If there are any operations that should be tested intensively, we will cooperate.

I think there are things that even individual users can do.

4 Likes

Thankyou @GodTanu I will speak to the team and make sure I give you the correct information.

We have an automated test suite which is run and documented in code, I just need to check the exact manual tests to give you the right information :+1:

I think for individual users - definitely everything in the wallet, is very useful, especially the more advanced features (aggregates, multi-sig, restrictions) but I will get a better list shortly

Sweet! Awesome breakdown. Much appreciated as always

1 Like

@GodTanu, I hope this translates ok, let me know if not:

The tests from right now will be:

  1. Rebuild the internal test net with 500 nodes and reset.
  2. Run stress at 130tps for 12 hours
  3. If that passes the increase a lot (300-1000tps) until it overloads, stop, check that it recovers
  4. If that passes, release to the community

:point_up: is happening for the next 2-4 days

After that, we will wait for community nodes to join, some community testing, NEMtus testing and then run stress/performance test on the public network and make sure the results are still ok.
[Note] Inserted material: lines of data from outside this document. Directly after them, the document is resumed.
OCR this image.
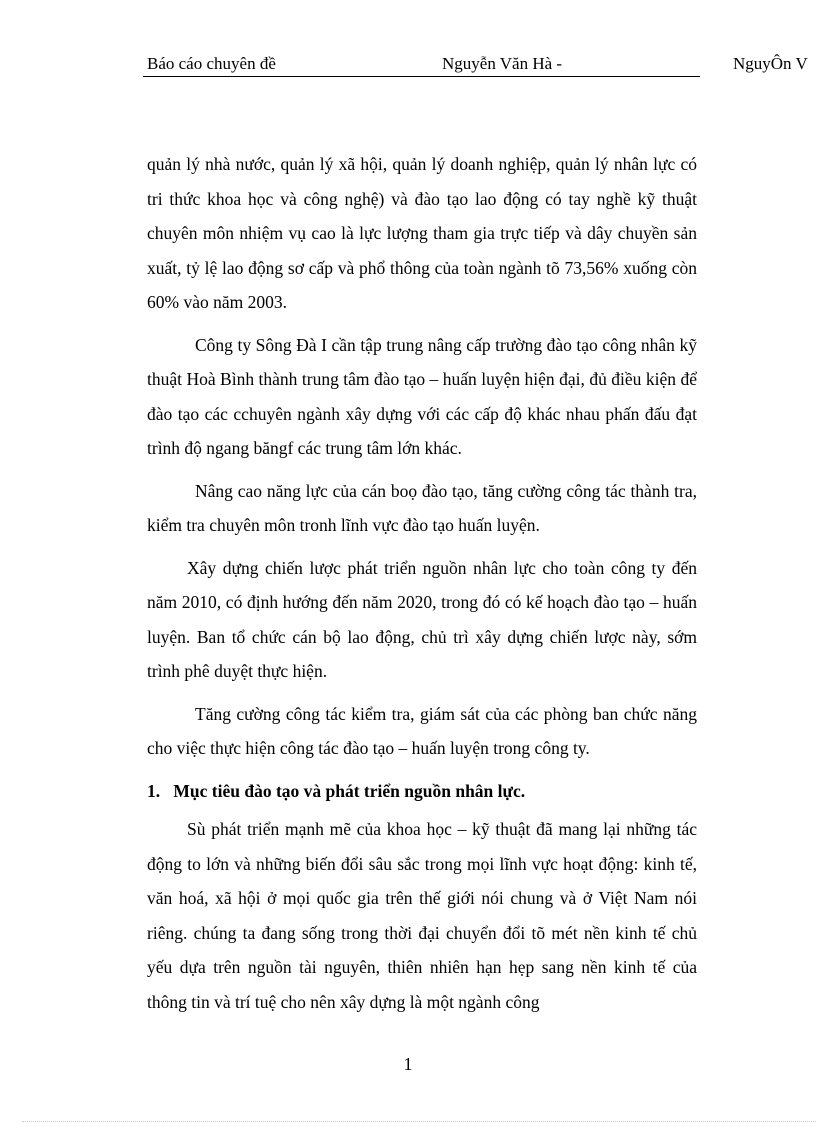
Báo cáo chuyên đề	Nguyễn Văn Hà -	NguyÔn V

quản lý nhà nước, quản lý xã hội, quản lý doanh nghiệp, quản lý nhân lực có tri thức khoa học và công nghệ) và đào tạo lao động có tay nghề kỹ thuật chuyên môn nhiệm vụ cao là lực lượng tham gia trực tiếp và dây chuyền sản xuất, tỷ lệ lao động sơ cấp và phổ thông của toàn ngành tõ 73,56% xuống còn 60% vào năm 2003.

Công ty Sông Đà I cần tập trung nâng cấp trường đào tạo công nhân kỹ thuật Hoà Bình thành trung tâm đào tạo – huấn luyện hiện đại, đủ điều kiện để đào tạo các cchuyên ngành xây dựng với các cấp độ khác nhau phấn đấu đạt trình độ ngang băngf các trung tâm lớn khác.

Nâng cao năng lực của cán boọ đào tạo, tăng cường công tác thành tra, kiểm tra chuyên môn tronh lĩnh vực đào tạo huấn luyện.

Xây dựng chiến lược phát triển nguồn nhân lực cho toàn công ty đến năm 2010, có định hướng đến năm 2020, trong đó có kế hoạch đào tạo – huấn luyện. Ban tổ chức cán bộ lao động, chủ trì xây dựng chiến lược này, sớm trình phê duyệt thực hiện.

Tăng cường công tác kiểm tra, giám sát của các phòng ban chức năng cho việc thực hiện công tác đào tạo – huấn luyện trong công ty.

1. Mục tiêu đào tạo và phát triển nguồn nhân lực.

Sù phát triển mạnh mẽ của khoa học – kỹ thuật đã mang lại những tác động to lớn và những biến đổi sâu sắc trong mọi lĩnh vực hoạt động: kinh tế, văn hoá, xã hội ở mọi quốc gia trên thế giới nói chung và ở Việt Nam nói riêng. chúng ta đang sống trong thời đại chuyển đổi tõ mét nền kinh tế chủ yếu dựa trên nguồn tài nguyên, thiên nhiên hạn hẹp sang nền kinh tế của thông tin và trí tuệ cho nên xây dựng là một ngành công

1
The standard testing covers:

  1. The “normal” chain transactions (transfer, aggregate, multi-sig, proofs etc)
  2. Finality and voting. More nodes the better.
  3. Stress and perf testing
  4. Harvesting different config(remote, local, delegated)
  5. Monitoring(good to have some community verify the setup)
  6. Restrictions
  7. Rollbacks of nodes
  8. CLI

There are also some manual tests which are not documented in a way that is easy to communicate just now, they focus on specific patches

There is a repo for this testing as well which documents the tests in the code::

Any individual testing that the community can do is very very useful and we encourage everyone to test as much as possible after the testnet is reset, it will make Symbol better for everyone

6 Likes

results of testing mean those one that are you doing this week and beginnig of next week right? Or are you talking about other testing that will happen later? @DaveH

Correct, the testing that is planned for next week (including the NemTus and our subsequent stress test), it won’t be complete at the beginning, more likely the end. See message above your reply for details of what it includes

3 Likes